|Margaret Goodell, Ph.D.|
|Baylor College of Medicine|
Investigating the Role of Dnmt3a in Development of Myeloid Malignancies
Acute myeloid leukemia, also known as AML, is the most common acute leukemia found in adults. AML is characterized by a rapid growth of abnormal white blood cells in the bone marrow and it can quickly spread to the blood and other parts of the body. Currently, the efficacy of available treatments depends on the patient’s subtype. Certain prognostic factors can improve patient outlook, but patients that lack a certain protein, DNA methyltransferase 3A and 3B (DNMT3A and DNMT3B), generally have a poor prognosis. DNMT3 is a protein that introduces methylation flags, which are a type of marker, to genes. The exact pattern of methylation flags can turn certain genes on and off, ultimately controlling a cell’s protein production. Cancer cells often exhibit an altered pattern of these markers, indicating that dysfunction of DNMT3 plays a particularly important role in the development and severity of AML.
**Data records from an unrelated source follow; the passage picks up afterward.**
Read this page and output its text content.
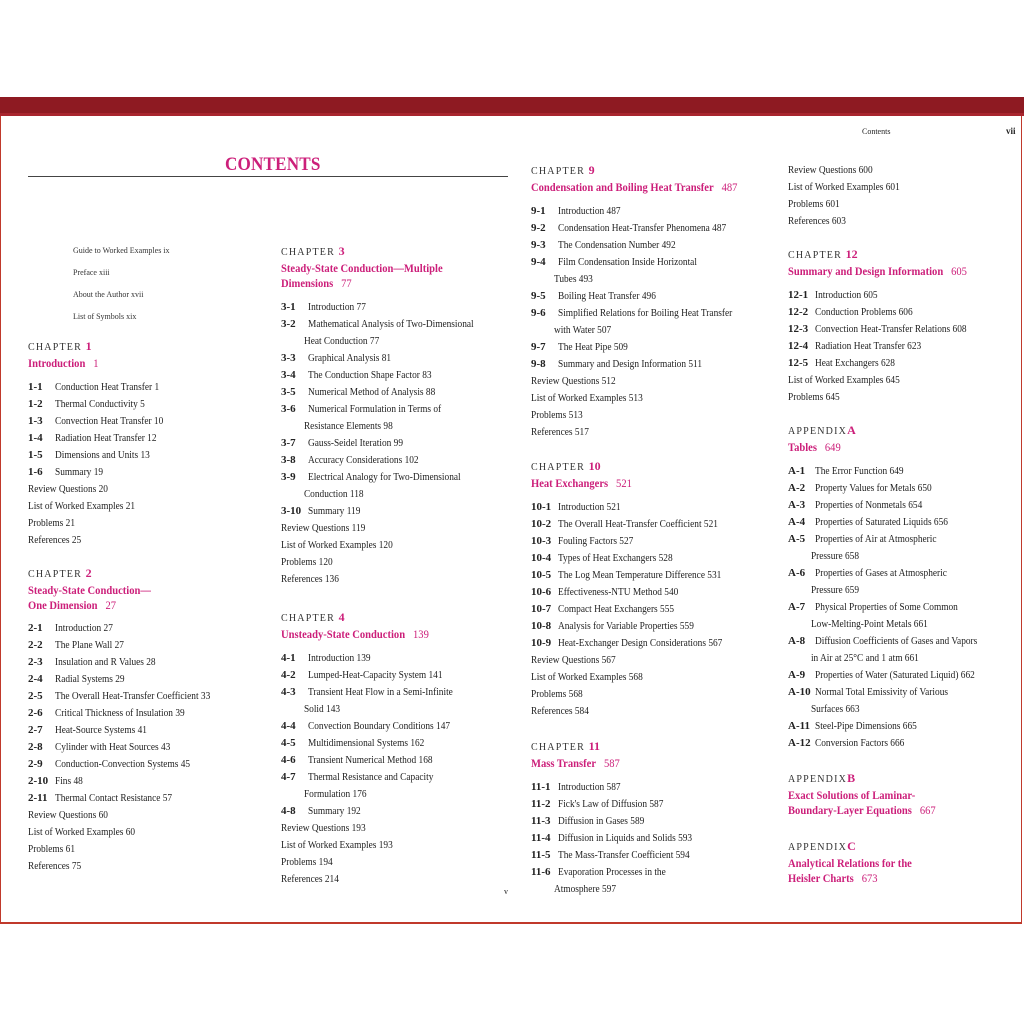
Contents	vii
CONTENTS
v
Guide to Worked Examples ix
Preface xiii
About the Author xvii
List of Symbols xix
CHAPTER 1
Introduction 1
1-1 Conduction Heat Transfer 1
1-2 Thermal Conductivity 5
1-3 Convection Heat Transfer 10
1-4 Radiation Heat Transfer 12
1-5 Dimensions and Units 13
1-6 Summary 19
Review Questions 20
List of Worked Examples 21
Problems 21
References 25
CHAPTER 2
Steady-State Conduction—
One Dimension 27
2-1 Introduction 27
2-2 The Plane Wall 27
2-3 Insulation and R Values 28
2-4 Radial Systems 29
2-5 The Overall Heat-Transfer Coefficient 33
2-6 Critical Thickness of Insulation 39
2-7 Heat-Source Systems 41
2-8 Cylinder with Heat Sources 43
2-9 Conduction-Convection Systems 45
2-10 Fins 48
2-11 Thermal Contact Resistance 57
Review Questions 60
List of Worked Examples 60
Problems 61
References 75
CHAPTER 3
Steady-State Conduction—Multiple
Dimensions 77
3-1 Introduction 77
3-2 Mathematical Analysis of Two-Dimensional
Heat Conduction 77
3-3 Graphical Analysis 81
3-4 The Conduction Shape Factor 83
3-5 Numerical Method of Analysis 88
3-6 Numerical Formulation in Terms of
Resistance Elements 98
3-7 Gauss-Seidel Iteration 99
3-8 Accuracy Considerations 102
3-9 Electrical Analogy for Two-Dimensional
Conduction 118
3-10 Summary 119
Review Questions 119
List of Worked Examples 120
Problems 120
References 136
CHAPTER 4
Unsteady-State Conduction 139
4-1 Introduction 139
4-2 Lumped-Heat-Capacity System 141
4-3 Transient Heat Flow in a Semi-Infinite
Solid 143
4-4 Convection Boundary Conditions 147
4-5 Multidimensional Systems 162
4-6 Transient Numerical Method 168
4-7 Thermal Resistance and Capacity
Formulation 176
4-8 Summary 192
Review Questions 193
List of Worked Examples 193
Problems 194
References 214
CHAPTER 9
Condensation and Boiling Heat Transfer 487
9-1 Introduction 487
9-2 Condensation Heat-Transfer Phenomena 487
9-3 The Condensation Number 492
9-4 Film Condensation Inside Horizontal
Tubes 493
9-5 Boiling Heat Transfer 496
9-6 Simplified Relations for Boiling Heat Transfer
with Water 507
9-7 The Heat Pipe 509
9-8 Summary and Design Information 511
Review Questions 512
List of Worked Examples 513
Problems 513
References 517
CHAPTER 10
Heat Exchangers 521
10-1 Introduction 521
10-2 The Overall Heat-Transfer Coefficient 521
10-3 Fouling Factors 527
10-4 Types of Heat Exchangers 528
10-5 The Log Mean Temperature Difference 531
10-6 Effectiveness-NTU Method 540
10-7 Compact Heat Exchangers 555
10-8 Analysis for Variable Properties 559
10-9 Heat-Exchanger Design Considerations 567
Review Questions 567
List of Worked Examples 568
Problems 568
References 584
CHAPTER 11
Mass Transfer 587
11-1 Introduction 587
11-2 Fick's Law of Diffusion 587
11-3 Diffusion in Gases 589
11-4 Diffusion in Liquids and Solids 593
11-5 The Mass-Transfer Coefficient 594
11-6 Evaporation Processes in the
Atmosphere 597
Review Questions 600
List of Worked Examples 601
Problems 601
References 603
CHAPTER 12
Summary and Design Information 605
12-1 Introduction 605
12-2 Conduction Problems 606
12-3 Convection Heat-Transfer Relations 608
12-4 Radiation Heat Transfer 623
12-5 Heat Exchangers 628
List of Worked Examples 645
Problems 645
APPENDIXA
Tables 649
A-1 The Error Function 649
A-2 Property Values for Metals 650
A-3 Properties of Nonmetals 654
A-4 Properties of Saturated Liquids 656
A-5 Properties of Air at Atmospheric
Pressure 658
A-6 Properties of Gases at Atmospheric
Pressure 659
A-7 Physical Properties of Some Common
Low-Melting-Point Metals 661
A-8 Diffusion Coefficients of Gases and Vapors
in Air at 25°C and 1 atm 661
A-9 Properties of Water (Saturated Liquid) 662
A-10 Normal Total Emissivity of Various
Surfaces 663
A-11 Steel-Pipe Dimensions 665
A-12 Conversion Factors 666
APPENDIXB
Exact Solutions of Laminar-
Boundary-Layer Equations 667
APPENDIXC
Analytical Relations for the
Heisler Charts 673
Dr. Goodell is currently researching the role these proteins play in blood forming stem cells. Her research uses mouse models to examine how the absence of this protein affects the frequency and malignancy of tumor development. Moreover, Dr. Goodell is researching the pattern of methylation tag placement and its effect on tumor malignancy. A complete understanding of how DNMT3 mutations promote cancer can lead to the development of therapeutic interventions that are able to destroy or reprogram malignant cells.
New discoveries about stem cells and gene regulation from this research will also contribute to collaborations within the Foundation’s Institute without Walls.